You do not need to subclass this class in order to switch out or customize the Signer. You can instead pass a different class to the constructor as well as keyword arguments as a dict that should be forwarded.

s = Serializer(signer_kwargs={'key_derivation': 'hmac'})

You may want to upgrade the signing parameters without invalidating existing signatures that are in use. Fallback signatures can be given that will be tried if unsigning with the current signer fails.

Fallback signers can be defined by providing a list of fallback_signers. Each item can be one of the following: a signer class (which is instantiated with signer_kwargs, salt, and secret_key), a tuple (signer_class, signer_kwargs), or a dict of signer_kwargs.

For example, this is a serializer that signs using SHA-512, but will unsign using either SHA-512 or SHA1:

s = Serializer(
    signer_kwargs={"digest_method": hashlib.sha512},
    fallback_signers=[{"digest_method": hashlib.sha1}]

Changed in version 1.1.0:: Added support for fallback_signers and configured a default SHA-512 fallback. This fallback is for users who used the yanked 1.0.0 release which defaulted to SHA-512.

Changed in version 0.14:: The signer and signer_kwargs parameters were added to the constructor.

default_fallback_signers = [{'digest_method': <built-in function openssl_sha512>}]

The default fallback signers.

default_serializer = <module 'json' from '/home/docs/.pyenv/versions/3.7.9/lib/python3.7/json/'>

If a serializer module or class is not passed to the constructor this one is picked up. This currently defaults to json.


alias of itsdangerous.signer.Signer

dump(obj, f, salt=None)

Like dumps() but dumps into a file. The file handle has to be compatible with what the internal serializer expects.


Dumps the encoded object. The return value is always bytes. If the internal serializer returns text, the value will be encoded as UTF-8.

dumps(obj, salt=None)

Returns a signed string serialized with the internal serializer. The return value can be either a byte or unicode string depending on the format of the internal serializer.


Iterates over all signers to be tried for unsigning. Starts with the configured signer, then constructs each signer specified in fallback_signers.

load(f, salt=None)

Like loads() but loads from a file.

load_payload(payload, serializer=None)

Loads the encoded object. This function raises BadPayload if the payload is not valid. The serializer parameter can be used to override the serializer stored on the class. The encoded payload should always be bytes.

load_unsafe(f, *args, **kwargs)

Like loads_unsafe() but loads from a file.


New in version 0.15.

loads(s, salt=None)

Reverse of dumps(). Raises BadSignature if the signature validation fails.

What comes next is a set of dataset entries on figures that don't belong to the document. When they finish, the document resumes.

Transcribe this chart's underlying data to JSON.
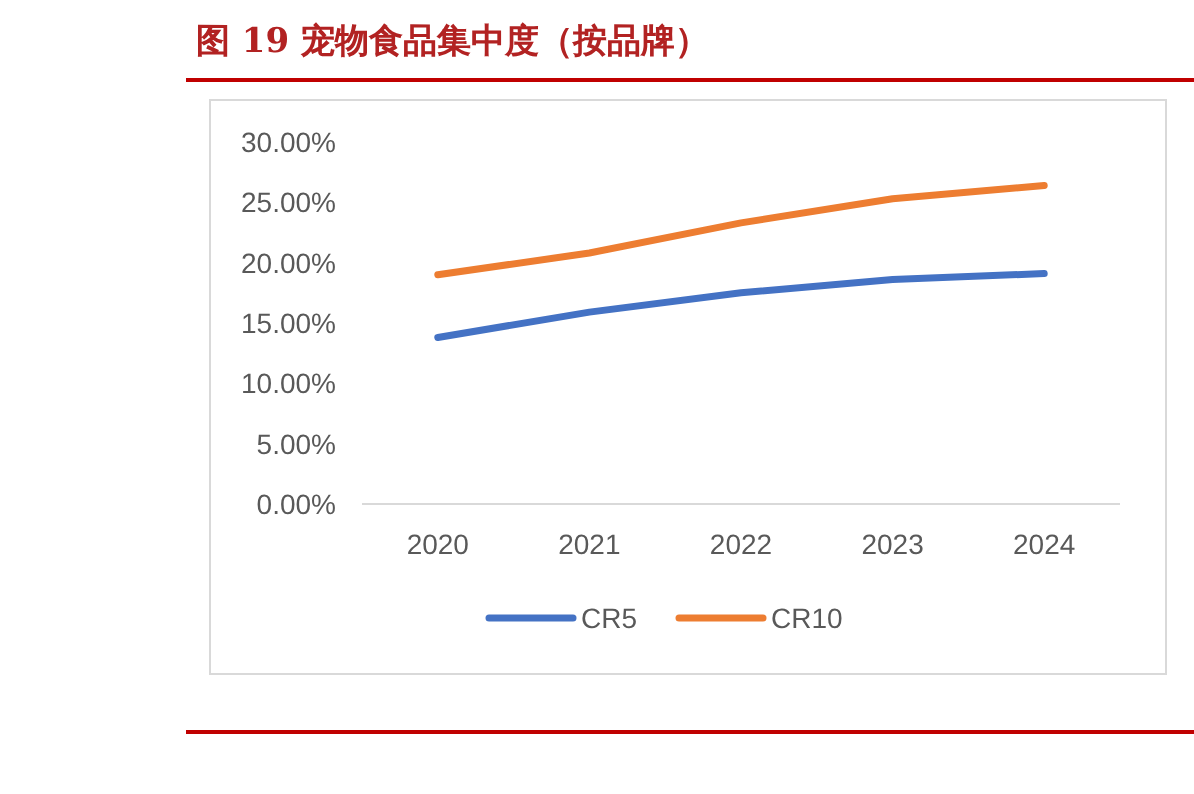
{
  "chart_data": {
    "type": "line",
    "title": "图 19   宠物食品集中度（按品牌）",
    "categories": [
      "2020",
      "2021",
      "2022",
      "2023",
      "2024"
    ],
    "series": [
      {
        "name": "CR5",
        "color": "#4472c4",
        "values": [
          13.8,
          15.9,
          17.5,
          18.6,
          19.1
        ]
      },
      {
        "name": "CR10",
        "color": "#ed7d31",
        "values": [
          19.0,
          20.8,
          23.3,
          25.3,
          26.4
        ]
      }
    ],
    "ylim": [
      0,
      30
    ],
    "yticks": [
      {
        "value": 0,
        "label": "0.00%"
      },
      {
        "value": 5,
        "label": "5.00%"
      },
      {
        "value": 10,
        "label": "10.00%"
      },
      {
        "value": 15,
        "label": "15.00%"
      },
      {
        "value": 20,
        "label": "20.00%"
      },
      {
        "value": 25,
        "label": "25.00%"
      },
      {
        "value": 30,
        "label": "30.00%"
      }
    ],
    "legend": "bottom",
    "marker": "none",
    "line_style": "solid"
  }
}
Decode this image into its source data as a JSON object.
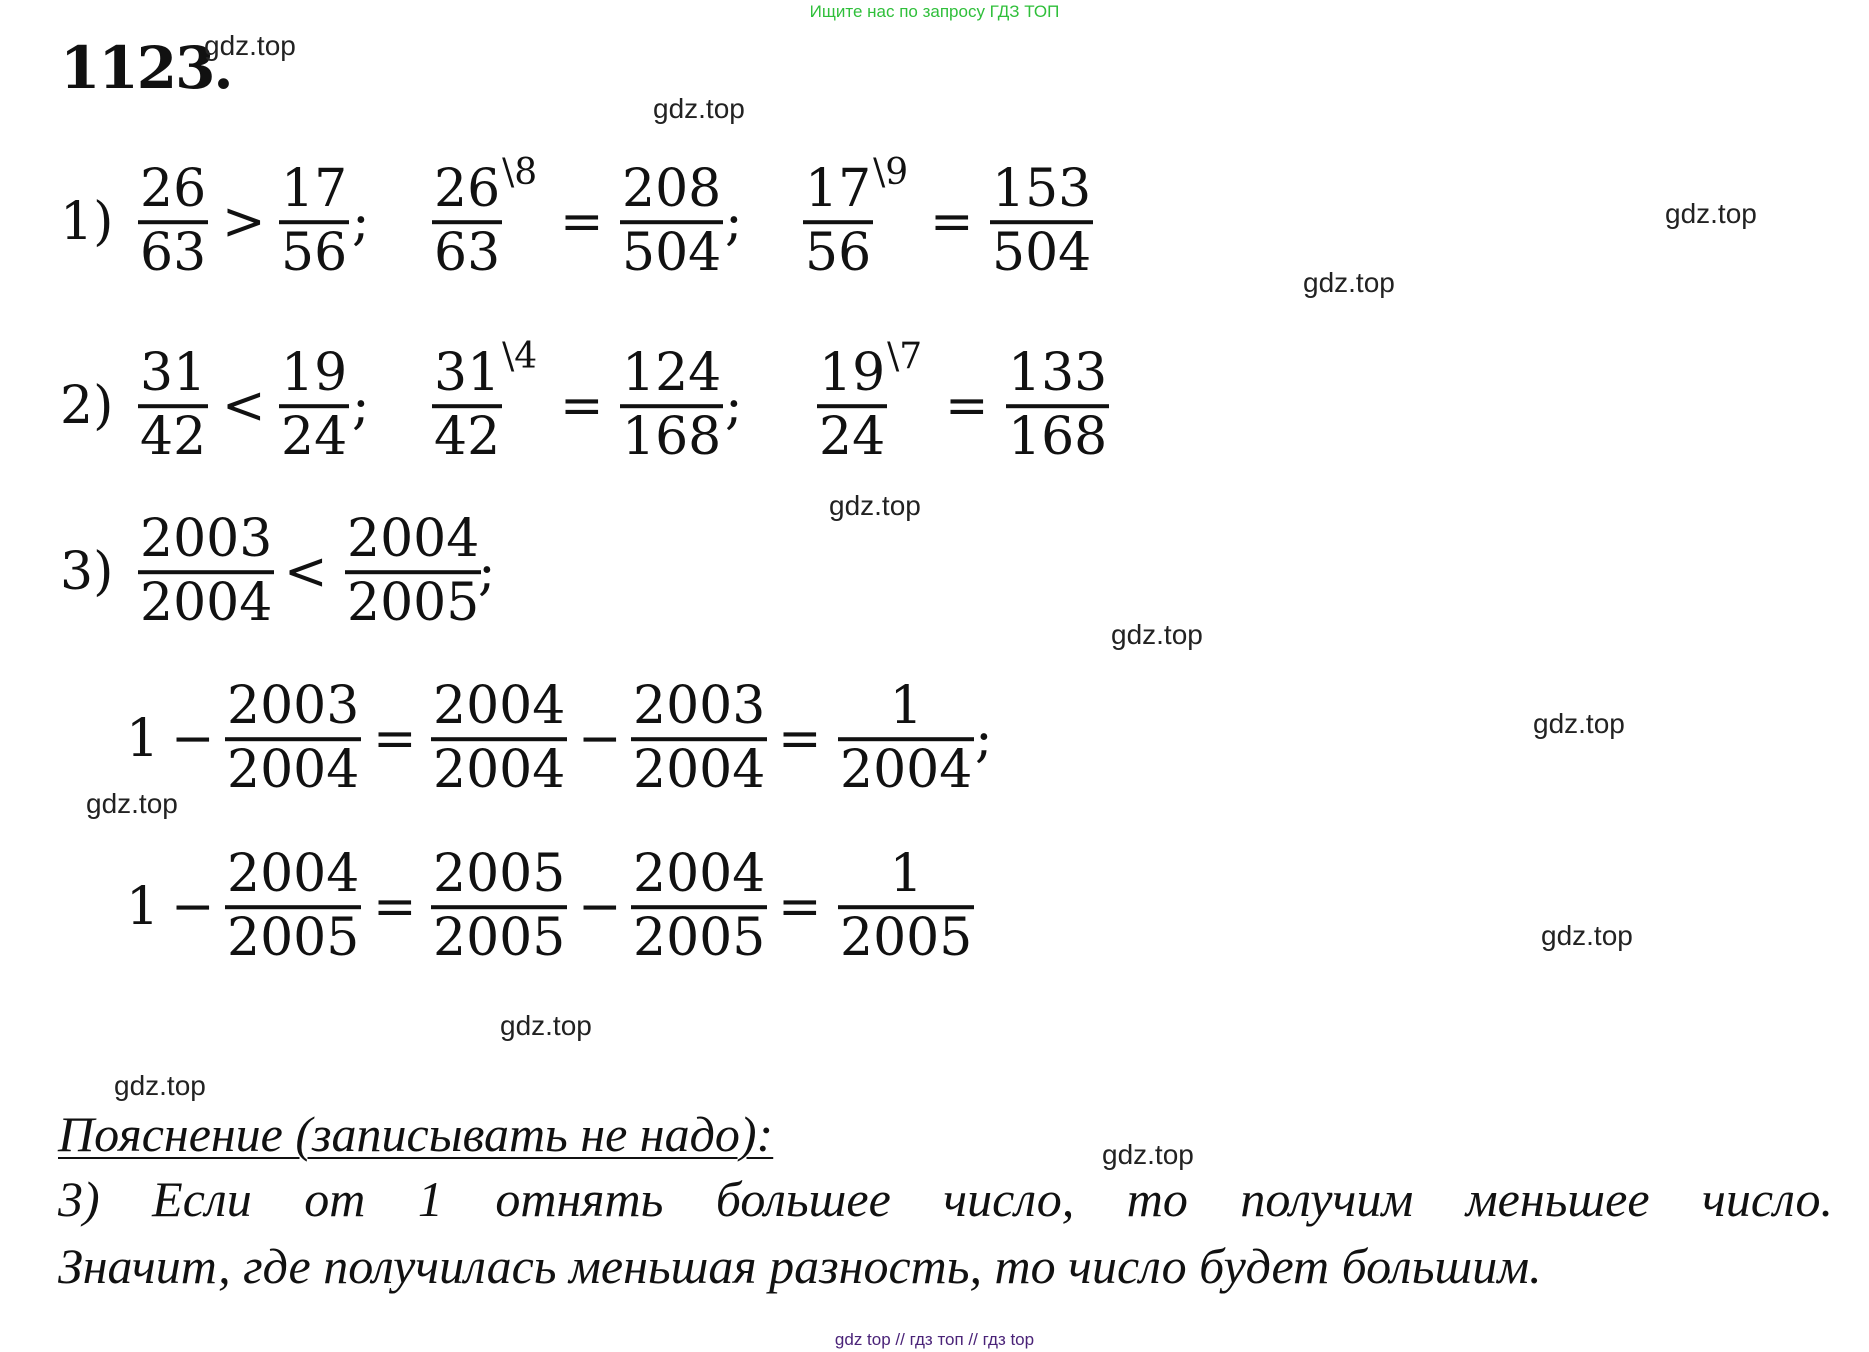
{
  "banner_top": "Ищите нас по запросу ГДЗ ТОП",
  "banner_bottom": "gdz top  //  гдз топ  //  гдз top",
  "task_number": "1123.",
  "watermark": "gdz.top",
  "rows": [
    {
      "items": [
        {
          "t": "1)"
        },
        {
          "n": "26",
          "d": "63"
        },
        {
          "t": ">"
        },
        {
          "n": "17",
          "d": "56"
        },
        {
          "t": ";"
        },
        {
          "n": "26",
          "d": "63",
          "s": "\\8"
        },
        {
          "t": "="
        },
        {
          "n": "208",
          "d": "504"
        },
        {
          "t": ";"
        },
        {
          "n": "17",
          "d": "56",
          "s": "\\9"
        },
        {
          "t": "="
        },
        {
          "n": "153",
          "d": "504"
        }
      ]
    },
    {
      "items": [
        {
          "t": "2)"
        },
        {
          "n": "31",
          "d": "42"
        },
        {
          "t": "<"
        },
        {
          "n": "19",
          "d": "24"
        },
        {
          "t": ";"
        },
        {
          "n": "31",
          "d": "42",
          "s": "\\4"
        },
        {
          "t": "="
        },
        {
          "n": "124",
          "d": "168"
        },
        {
          "t": ";"
        },
        {
          "n": "19",
          "d": "24",
          "s": "\\7"
        },
        {
          "t": "="
        },
        {
          "n": "133",
          "d": "168"
        }
      ]
    },
    {
      "items": [
        {
          "t": "3)"
        },
        {
          "n": "2003",
          "d": "2004"
        },
        {
          "t": "<"
        },
        {
          "n": "2004",
          "d": "2005"
        },
        {
          "t": ";"
        }
      ]
    },
    {
      "items": [
        {
          "t": "1"
        },
        {
          "t": "−"
        },
        {
          "n": "2003",
          "d": "2004"
        },
        {
          "t": "="
        },
        {
          "n": "2004",
          "d": "2004"
        },
        {
          "t": "−"
        },
        {
          "n": "2003",
          "d": "2004"
        },
        {
          "t": "="
        },
        {
          "n": "1",
          "d": "2004"
        },
        {
          "t": ";"
        }
      ]
    },
    {
      "items": [
        {
          "t": "1"
        },
        {
          "t": "−"
        },
        {
          "n": "2004",
          "d": "2005"
        },
        {
          "t": "="
        },
        {
          "n": "2005",
          "d": "2005"
        },
        {
          "t": "−"
        },
        {
          "n": "2004",
          "d": "2005"
        },
        {
          "t": "="
        },
        {
          "n": "1",
          "d": "2005"
        }
      ]
    }
  ],
  "explanation": {
    "heading": "Пояснение (записывать не надо):",
    "line1": "3) Если от 1 отнять большее число, то получим меньшее число.",
    "line2": "Значит, где получилась меньшая разность, то число будет большим."
  }
}
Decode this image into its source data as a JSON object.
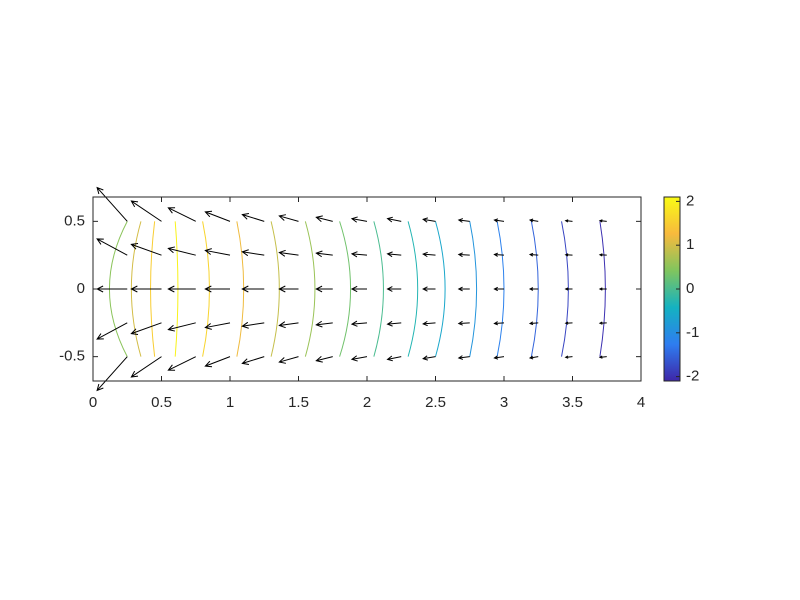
{
  "chart_data": {
    "type": "contour-quiver",
    "xlim": [
      0,
      4
    ],
    "ylim": [
      -0.68,
      0.68
    ],
    "xticks": [
      0,
      0.5,
      1,
      1.5,
      2,
      2.5,
      3,
      3.5,
      4
    ],
    "yticks": [
      -0.5,
      0,
      0.5
    ],
    "clim": [
      -2.1,
      2.1
    ],
    "cticks": [
      -2,
      -1,
      0,
      1,
      2
    ],
    "colormap": [
      "#3e26a8",
      "#2e7df0",
      "#14b2c1",
      "#80c55e",
      "#f8ba3d",
      "#f9fb15"
    ],
    "arrow_color": "#000000",
    "contour_y": [
      -0.5,
      0,
      0.5
    ],
    "contours": [
      {
        "level": 0.5,
        "x": [
          0.25,
          0.12,
          0.25
        ]
      },
      {
        "level": 1.0,
        "x": [
          0.35,
          0.28,
          0.35
        ]
      },
      {
        "level": 1.5,
        "x": [
          0.45,
          0.42,
          0.45
        ]
      },
      {
        "level": 2.0,
        "x": [
          0.6,
          0.62,
          0.6
        ]
      },
      {
        "level": 1.6,
        "x": [
          0.8,
          0.85,
          0.8
        ]
      },
      {
        "level": 1.2,
        "x": [
          1.05,
          1.1,
          1.05
        ]
      },
      {
        "level": 0.9,
        "x": [
          1.3,
          1.36,
          1.3
        ]
      },
      {
        "level": 0.6,
        "x": [
          1.55,
          1.62,
          1.55
        ]
      },
      {
        "level": 0.3,
        "x": [
          1.8,
          1.88,
          1.8
        ]
      },
      {
        "level": 0.0,
        "x": [
          2.05,
          2.12,
          2.05
        ]
      },
      {
        "level": -0.3,
        "x": [
          2.3,
          2.37,
          2.3
        ]
      },
      {
        "level": -0.6,
        "x": [
          2.5,
          2.57,
          2.5
        ]
      },
      {
        "level": -0.9,
        "x": [
          2.75,
          2.8,
          2.75
        ]
      },
      {
        "level": -1.2,
        "x": [
          2.95,
          3.0,
          2.95
        ]
      },
      {
        "level": -1.5,
        "x": [
          3.2,
          3.25,
          3.2
        ]
      },
      {
        "level": -1.8,
        "x": [
          3.42,
          3.47,
          3.42
        ]
      },
      {
        "level": -2.0,
        "x": [
          3.7,
          3.74,
          3.7
        ]
      }
    ],
    "quiver": {
      "x": [
        0.25,
        0.5,
        0.75,
        1,
        1.25,
        1.5,
        1.75,
        2,
        2.25,
        2.5,
        2.75,
        3,
        3.25,
        3.5,
        3.75
      ],
      "y": [
        -0.5,
        -0.25,
        0,
        0.25,
        0.5
      ],
      "u": [
        [
          -0.22,
          -0.22,
          -0.2,
          -0.18,
          -0.16,
          -0.14,
          -0.12,
          -0.11,
          -0.1,
          -0.09,
          -0.08,
          -0.07,
          -0.06,
          -0.05,
          -0.05
        ],
        [
          -0.22,
          -0.22,
          -0.2,
          -0.18,
          -0.16,
          -0.14,
          -0.12,
          -0.11,
          -0.1,
          -0.09,
          -0.08,
          -0.07,
          -0.06,
          -0.05,
          -0.05
        ],
        [
          -0.22,
          -0.22,
          -0.2,
          -0.18,
          -0.16,
          -0.14,
          -0.12,
          -0.11,
          -0.1,
          -0.09,
          -0.08,
          -0.07,
          -0.06,
          -0.05,
          -0.05
        ],
        [
          -0.22,
          -0.22,
          -0.2,
          -0.18,
          -0.16,
          -0.14,
          -0.12,
          -0.11,
          -0.1,
          -0.09,
          -0.08,
          -0.07,
          -0.06,
          -0.05,
          -0.05
        ],
        [
          -0.22,
          -0.22,
          -0.2,
          -0.18,
          -0.16,
          -0.14,
          -0.12,
          -0.11,
          -0.1,
          -0.09,
          -0.08,
          -0.07,
          -0.06,
          -0.05,
          -0.05
        ]
      ],
      "v": [
        [
          -0.25,
          -0.15,
          -0.1,
          -0.07,
          -0.05,
          -0.04,
          -0.03,
          -0.02,
          -0.02,
          -0.015,
          -0.01,
          -0.01,
          -0.01,
          -0.005,
          -0.005
        ],
        [
          -0.12,
          -0.08,
          -0.05,
          -0.035,
          -0.025,
          -0.02,
          -0.015,
          -0.01,
          -0.01,
          -0.008,
          -0.005,
          -0.005,
          -0.005,
          -0.003,
          -0.003
        ],
        [
          0,
          0,
          0,
          0,
          0,
          0,
          0,
          0,
          0,
          0,
          0,
          0,
          0,
          0,
          0
        ],
        [
          0.12,
          0.08,
          0.05,
          0.035,
          0.025,
          0.02,
          0.015,
          0.01,
          0.01,
          0.008,
          0.005,
          0.005,
          0.005,
          0.003,
          0.003
        ],
        [
          0.25,
          0.15,
          0.1,
          0.07,
          0.05,
          0.04,
          0.03,
          0.02,
          0.02,
          0.015,
          0.01,
          0.01,
          0.01,
          0.005,
          0.005
        ]
      ]
    }
  }
}
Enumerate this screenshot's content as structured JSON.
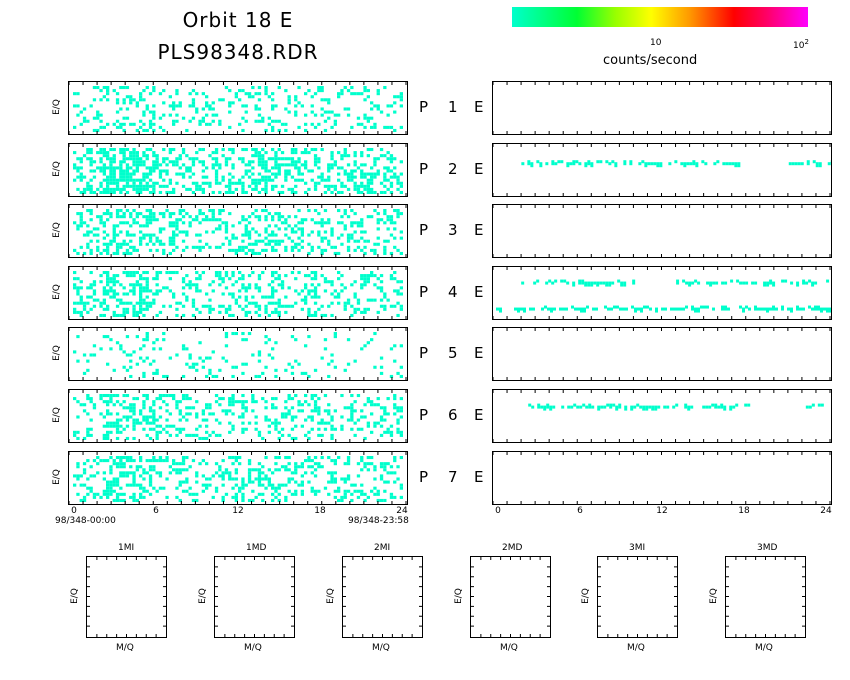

loads_unsafe(s, salt=None)

Like loads() but without verifying the signature. This is potentially very dangerous to use depending on how your serializer works. The return value is (signature_valid, payload) instead of just the payload. The first item will be a boolean that indicates if the signature is valid. This function never fails.

Use it for debugging only and if you know that your serializer module is not exploitable (for example, do not use it with a pickle serializer).


New in version 0.15.


Creates a new instance of the signer to be used. The default implementation uses the Signer base class.